- Born: 1994 or 1995 (age 30–31) Manchester, England
- Education: London College of Fashion
- Occupation: Fashion designer
- Title: Creative director, Salvatore Ferragamo
- Term: March 2022–present

= Maximilian Davis =

British fashion designer

Maximilian Davis (born 1994 or 1995) is a British fashion designer who has been the creative director of Ferragamo since March 2022.

Born in Manchester to a Trinidadian-Jamaican family, Davis founded his own label, Maximilian, in 2020, after graduating from the London College of Fashion. In 2022, he was a semifinalist for the LVMH Prize, but withdrew from the competition when he was appointed at Ferragamo, where he succeeded Paul Andrew. He presented his debut collection for the house in September 2022, and in December 2023 he won British Womenswear Designer of the Year at The Fashion Awards.

== Early life and education ==
Davis was born in Manchester to Trinidadian and Jamaican parents. His father studied fashion design, and his mother and sister worked as models. When Davis was six, his grandmother taught him to sew on her industrial machine; while still in high school, he apprenticed with the tailor who made his mother's clothes. He graduated from the London College of Fashion in 2017.

== Career ==

=== Maximilian label ===
After graduating, Davis worked as a junior designer for Grace Wales Bonner and as a freelance designer for Mowalola, Asai, and Supriya Lele. In 2020, he launched his own label, Maximilian, presenting his first collection in autumn 2020. Inspired by Trinidad's Carnival, the collection formed part of what Davis has described as a vision of "Black elegance". The label showed with Fashion East, the London talent incubator founded by Lulu Kennedy, and was stocked at retailers including Ssense, MatchesFashion, and Net-a-Porter; Rihanna and Dua Lipa wore his designs. In early 2022, Davis was shortlisted as one of twenty semifinalists for the LVMH Prize, but withdrew from the competition before the Paris showroom. The Maximilian label was put on hold after he joined Ferragamo.

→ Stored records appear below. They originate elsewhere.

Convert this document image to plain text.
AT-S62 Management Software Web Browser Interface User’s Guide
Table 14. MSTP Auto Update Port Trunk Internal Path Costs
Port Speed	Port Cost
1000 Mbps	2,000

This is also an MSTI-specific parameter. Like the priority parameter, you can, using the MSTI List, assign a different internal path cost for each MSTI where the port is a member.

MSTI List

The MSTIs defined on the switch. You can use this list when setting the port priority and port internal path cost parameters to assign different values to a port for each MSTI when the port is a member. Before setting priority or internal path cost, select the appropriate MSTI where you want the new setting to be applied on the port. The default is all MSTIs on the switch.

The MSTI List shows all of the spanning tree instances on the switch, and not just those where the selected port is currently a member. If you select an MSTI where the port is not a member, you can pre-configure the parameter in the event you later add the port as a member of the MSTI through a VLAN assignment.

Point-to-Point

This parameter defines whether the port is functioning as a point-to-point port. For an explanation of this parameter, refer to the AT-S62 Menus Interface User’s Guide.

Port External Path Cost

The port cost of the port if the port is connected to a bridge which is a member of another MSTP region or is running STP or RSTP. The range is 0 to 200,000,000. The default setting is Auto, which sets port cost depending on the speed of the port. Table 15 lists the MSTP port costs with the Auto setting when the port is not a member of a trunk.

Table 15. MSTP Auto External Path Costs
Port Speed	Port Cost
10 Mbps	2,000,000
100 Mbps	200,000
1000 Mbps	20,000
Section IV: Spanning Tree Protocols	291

=== Salvatore Ferragamo ===
On 14 March 2022, Ferragamo announced Davis as its new creative director, effective 16 March; he succeeded Paul Andrew, who had left the brand the previous year. The appointment was the first major move by chief executive Marco Gobbetti, who had joined the company from Burberry that January.

Davis presented his debut collection for the house, for spring 2023, on 24 September 2022, in the open-air courtyard of a historic Milanese seminary being converted into the Portrait Milano hotel. Ahead of the show, the house cleared its social media accounts and introduced a reworked logo to mark what it called a new chapter. The collection drew on founder Salvatore Ferragamo's beginnings as a shoemaker to Hollywood stars, with crystal embellishments that nodded to a pair of red shoes he made for Marilyn Monroe in 1959.

His spring 2025 collection took dance as its theme, prompted by a 1950 photograph of Salvatore Ferragamo fitting shoes on the dancer and choreographer Katherine Dunham, whose art was shaped by her research in the Caribbean, and by Rudolf Nureyev, who danced in Ferragamo shoes in the 1980s. His spring 2026 show, held at the Portrait Milano, the site of his debut, on 27 September 2025, looked to the 1920s, taking a 1925 photograph of the silent-film actress Lola Todd as a starting point. For autumn 2026, Davis stayed with the 1920s: the collection, presented in Milan on 28 February 2026, combined nautical dress with references to the era's speakeasies and to the American artist Charles Demuth.

Alongside the runway collections, Davis has dressed actresses including Michaela Coel, Zendaya, Ayo Edebiri, and Yara Shahidi, and a silver lamé dress from his autumn 2023 collection, titled "Cinema", was worn by Beyoncé on her Renaissance World Tour. In early 2026, rumours circulated that Davis might leave Ferragamo to succeed Pieter Mulier at Alaïa; the house denied the reports.

== Awards ==
In December 2023, Davis won British Womenswear Designer of the Year at The Fashion Awards, for his work at Ferragamo; the ceremony was held at the Royal Albert Hall in London.